American diplomat and author (1931–2025)

Tess Johnston (September 17, 1931 – September 14, 2025) was an American author and foreign service specialist. During her time in Shanghai, she became interested in architecture and partnered with Chinese photographer Erh Dongqiang. Over the course of her career, she authored or co-authored over two dozen books and became a leading expert in the colonial architecture of Shanghai.

== Life and career ==
Johnston was born in Charlotte, North Carolina, on September 17, 1931. She grew up in Charlottesville, Virginia, and joined the Foreign Service in 1953. In addition to Shanghai, she was also posted in East Berlin, New Delhi, Tehran, and Paris.
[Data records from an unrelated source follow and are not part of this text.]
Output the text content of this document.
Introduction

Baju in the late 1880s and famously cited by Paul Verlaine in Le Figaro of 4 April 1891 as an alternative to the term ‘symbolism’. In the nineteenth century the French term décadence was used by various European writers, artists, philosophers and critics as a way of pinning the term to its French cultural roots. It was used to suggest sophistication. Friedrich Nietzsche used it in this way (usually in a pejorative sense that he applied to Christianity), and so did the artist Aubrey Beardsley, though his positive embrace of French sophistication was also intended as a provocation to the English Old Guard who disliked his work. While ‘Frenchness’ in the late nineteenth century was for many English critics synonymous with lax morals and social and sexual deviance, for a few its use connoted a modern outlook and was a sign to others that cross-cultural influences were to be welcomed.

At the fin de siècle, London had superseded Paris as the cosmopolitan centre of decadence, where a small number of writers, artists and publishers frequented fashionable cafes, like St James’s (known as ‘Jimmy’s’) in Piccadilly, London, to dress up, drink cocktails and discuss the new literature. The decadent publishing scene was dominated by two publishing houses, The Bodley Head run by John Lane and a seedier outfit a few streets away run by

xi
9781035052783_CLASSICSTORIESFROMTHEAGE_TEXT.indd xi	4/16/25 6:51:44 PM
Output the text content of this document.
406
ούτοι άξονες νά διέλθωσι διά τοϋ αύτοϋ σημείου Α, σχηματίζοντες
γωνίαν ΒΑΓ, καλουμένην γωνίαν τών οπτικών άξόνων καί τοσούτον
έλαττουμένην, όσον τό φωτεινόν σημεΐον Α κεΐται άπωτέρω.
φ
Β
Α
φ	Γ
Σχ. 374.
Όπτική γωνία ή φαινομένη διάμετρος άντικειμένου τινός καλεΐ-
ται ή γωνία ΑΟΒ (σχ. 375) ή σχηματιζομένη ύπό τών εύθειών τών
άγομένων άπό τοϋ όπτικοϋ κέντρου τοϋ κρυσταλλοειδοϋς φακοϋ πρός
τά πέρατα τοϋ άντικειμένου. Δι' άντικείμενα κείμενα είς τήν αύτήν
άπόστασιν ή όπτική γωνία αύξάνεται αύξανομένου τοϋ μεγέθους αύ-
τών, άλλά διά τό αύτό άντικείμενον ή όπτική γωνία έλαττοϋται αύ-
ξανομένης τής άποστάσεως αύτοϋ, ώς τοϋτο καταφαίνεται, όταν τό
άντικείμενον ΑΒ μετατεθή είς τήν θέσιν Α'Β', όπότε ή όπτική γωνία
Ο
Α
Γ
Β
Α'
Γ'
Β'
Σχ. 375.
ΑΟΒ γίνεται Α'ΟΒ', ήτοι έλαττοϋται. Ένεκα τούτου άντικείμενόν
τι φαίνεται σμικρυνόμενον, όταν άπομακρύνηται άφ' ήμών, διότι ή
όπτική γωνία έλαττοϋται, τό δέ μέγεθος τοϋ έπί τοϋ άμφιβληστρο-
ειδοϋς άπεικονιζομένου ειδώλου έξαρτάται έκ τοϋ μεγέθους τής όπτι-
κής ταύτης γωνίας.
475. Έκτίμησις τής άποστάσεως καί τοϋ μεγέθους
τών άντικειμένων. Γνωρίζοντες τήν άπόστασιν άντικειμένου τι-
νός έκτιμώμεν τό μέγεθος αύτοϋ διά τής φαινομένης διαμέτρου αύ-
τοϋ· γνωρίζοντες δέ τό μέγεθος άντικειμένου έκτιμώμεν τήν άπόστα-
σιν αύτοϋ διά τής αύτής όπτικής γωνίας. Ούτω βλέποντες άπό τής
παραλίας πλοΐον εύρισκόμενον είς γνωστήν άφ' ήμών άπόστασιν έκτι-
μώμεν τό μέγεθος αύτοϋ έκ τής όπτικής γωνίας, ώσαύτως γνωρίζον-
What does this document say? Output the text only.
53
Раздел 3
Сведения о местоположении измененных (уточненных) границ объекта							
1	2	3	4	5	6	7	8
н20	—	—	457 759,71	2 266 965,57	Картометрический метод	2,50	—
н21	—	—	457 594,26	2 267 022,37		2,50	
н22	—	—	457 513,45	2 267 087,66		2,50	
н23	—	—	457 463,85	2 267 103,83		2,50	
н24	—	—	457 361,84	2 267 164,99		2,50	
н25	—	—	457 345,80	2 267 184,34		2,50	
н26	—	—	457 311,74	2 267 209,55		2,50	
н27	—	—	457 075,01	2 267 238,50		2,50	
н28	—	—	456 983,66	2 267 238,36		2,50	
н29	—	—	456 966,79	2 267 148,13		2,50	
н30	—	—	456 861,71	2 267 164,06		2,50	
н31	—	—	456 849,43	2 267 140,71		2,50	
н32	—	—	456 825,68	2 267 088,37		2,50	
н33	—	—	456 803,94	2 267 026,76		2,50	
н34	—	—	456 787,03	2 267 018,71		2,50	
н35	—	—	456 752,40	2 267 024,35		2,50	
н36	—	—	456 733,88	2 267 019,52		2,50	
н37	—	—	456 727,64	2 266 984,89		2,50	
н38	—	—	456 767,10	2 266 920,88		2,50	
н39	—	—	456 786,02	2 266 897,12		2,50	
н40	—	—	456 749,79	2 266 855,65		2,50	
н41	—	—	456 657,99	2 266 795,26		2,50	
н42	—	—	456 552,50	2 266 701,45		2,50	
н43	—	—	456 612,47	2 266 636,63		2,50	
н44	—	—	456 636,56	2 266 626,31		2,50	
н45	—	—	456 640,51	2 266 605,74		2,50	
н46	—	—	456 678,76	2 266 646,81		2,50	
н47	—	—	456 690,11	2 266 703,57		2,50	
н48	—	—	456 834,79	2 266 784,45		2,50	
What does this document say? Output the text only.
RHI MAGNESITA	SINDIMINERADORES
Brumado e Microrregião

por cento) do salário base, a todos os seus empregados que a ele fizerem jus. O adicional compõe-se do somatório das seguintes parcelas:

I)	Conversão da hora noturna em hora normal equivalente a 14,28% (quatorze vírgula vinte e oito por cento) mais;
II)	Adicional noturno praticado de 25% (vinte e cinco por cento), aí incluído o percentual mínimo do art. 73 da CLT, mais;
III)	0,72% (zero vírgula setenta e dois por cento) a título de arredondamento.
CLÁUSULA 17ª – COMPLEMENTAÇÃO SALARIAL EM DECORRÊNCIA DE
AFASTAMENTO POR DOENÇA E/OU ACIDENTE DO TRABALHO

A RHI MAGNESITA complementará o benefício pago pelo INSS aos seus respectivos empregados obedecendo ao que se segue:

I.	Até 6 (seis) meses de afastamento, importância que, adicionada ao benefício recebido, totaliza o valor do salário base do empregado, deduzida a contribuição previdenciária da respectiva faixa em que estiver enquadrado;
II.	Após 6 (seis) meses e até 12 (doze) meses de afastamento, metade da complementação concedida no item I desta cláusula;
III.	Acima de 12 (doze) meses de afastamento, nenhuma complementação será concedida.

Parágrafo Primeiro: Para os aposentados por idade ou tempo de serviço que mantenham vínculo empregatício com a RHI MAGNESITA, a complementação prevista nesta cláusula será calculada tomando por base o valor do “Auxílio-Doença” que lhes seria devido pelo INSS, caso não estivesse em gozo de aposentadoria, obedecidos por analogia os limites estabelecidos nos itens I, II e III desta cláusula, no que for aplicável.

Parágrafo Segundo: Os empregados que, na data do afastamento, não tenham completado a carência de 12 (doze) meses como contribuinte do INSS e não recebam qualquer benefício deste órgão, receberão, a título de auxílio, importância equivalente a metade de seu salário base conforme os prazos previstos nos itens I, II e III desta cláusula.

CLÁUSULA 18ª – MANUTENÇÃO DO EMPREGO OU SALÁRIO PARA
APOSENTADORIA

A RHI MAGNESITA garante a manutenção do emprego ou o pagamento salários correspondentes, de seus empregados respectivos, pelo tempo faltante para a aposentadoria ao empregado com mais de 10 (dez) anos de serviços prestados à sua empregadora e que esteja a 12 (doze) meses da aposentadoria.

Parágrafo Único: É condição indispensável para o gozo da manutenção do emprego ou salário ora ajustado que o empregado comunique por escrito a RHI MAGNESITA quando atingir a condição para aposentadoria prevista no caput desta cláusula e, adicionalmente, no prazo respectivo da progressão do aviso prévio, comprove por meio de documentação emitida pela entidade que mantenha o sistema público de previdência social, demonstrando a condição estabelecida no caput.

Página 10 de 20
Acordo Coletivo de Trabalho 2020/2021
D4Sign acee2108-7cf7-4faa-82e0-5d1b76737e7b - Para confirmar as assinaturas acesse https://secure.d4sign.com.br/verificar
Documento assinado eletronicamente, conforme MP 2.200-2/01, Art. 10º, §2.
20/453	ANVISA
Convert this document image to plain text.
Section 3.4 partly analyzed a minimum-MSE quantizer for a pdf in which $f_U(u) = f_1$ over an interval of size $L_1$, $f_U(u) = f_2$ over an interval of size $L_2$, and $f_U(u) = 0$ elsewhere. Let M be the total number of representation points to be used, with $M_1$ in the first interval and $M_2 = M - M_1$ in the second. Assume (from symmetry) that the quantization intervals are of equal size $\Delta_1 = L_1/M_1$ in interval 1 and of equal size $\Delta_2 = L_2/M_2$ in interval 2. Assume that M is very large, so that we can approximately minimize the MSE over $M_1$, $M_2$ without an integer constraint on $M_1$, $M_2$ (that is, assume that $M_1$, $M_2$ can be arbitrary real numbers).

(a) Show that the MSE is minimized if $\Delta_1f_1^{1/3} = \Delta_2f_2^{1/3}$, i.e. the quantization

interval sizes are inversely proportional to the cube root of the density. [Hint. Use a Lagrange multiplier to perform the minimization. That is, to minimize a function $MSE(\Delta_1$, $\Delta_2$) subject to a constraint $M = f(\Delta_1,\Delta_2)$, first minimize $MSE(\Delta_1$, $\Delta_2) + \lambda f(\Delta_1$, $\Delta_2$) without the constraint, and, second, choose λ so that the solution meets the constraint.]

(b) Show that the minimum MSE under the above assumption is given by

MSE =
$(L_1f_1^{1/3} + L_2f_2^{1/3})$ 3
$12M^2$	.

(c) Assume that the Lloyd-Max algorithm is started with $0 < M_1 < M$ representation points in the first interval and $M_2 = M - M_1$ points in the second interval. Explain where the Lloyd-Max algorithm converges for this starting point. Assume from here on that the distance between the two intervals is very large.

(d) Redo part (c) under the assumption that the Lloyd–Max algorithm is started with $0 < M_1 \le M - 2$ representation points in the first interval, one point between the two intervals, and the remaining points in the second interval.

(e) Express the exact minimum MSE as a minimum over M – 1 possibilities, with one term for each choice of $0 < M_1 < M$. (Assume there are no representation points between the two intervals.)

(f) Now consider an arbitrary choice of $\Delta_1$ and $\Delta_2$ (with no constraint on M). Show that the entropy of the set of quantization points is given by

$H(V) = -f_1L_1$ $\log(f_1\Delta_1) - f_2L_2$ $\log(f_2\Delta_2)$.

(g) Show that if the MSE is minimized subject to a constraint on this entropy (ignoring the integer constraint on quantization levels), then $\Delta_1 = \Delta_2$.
While working for the American consulate in Düsseldorf, Germany, she became interested in old buildings. After returning to the US, she went on to college at the University of Virginia. She received a bachelor's degree in education in 1961 and a master's in German in 1963. In 1964, she received a master’s degree from the College of William and Mary.

Johnston came to Shanghai in 1981, then working as a foreign service specialist at the U.S. consulate. She worked as a secretary under seven Consuls General, noting in 2016 that "I always liked the position of secretary because it was all the fun and none of the responsibility". She was subject to fewer restrictions than diplomats, allowing her to explore the city more freely; she particularly enjoyed shopping at the antiques markets on Sunday mornings. She became interested in the city's Western-style architecture, and began documenting it with Chinese photographer Erh Dongqiang. The pair published more than two dozen books. Their first book, published in 1993, was A Last Look: Western Architecture in Old Shanghai. It has been credited with being the first book to highlight old European-style architecture in the city, known as China's "Paris of the East."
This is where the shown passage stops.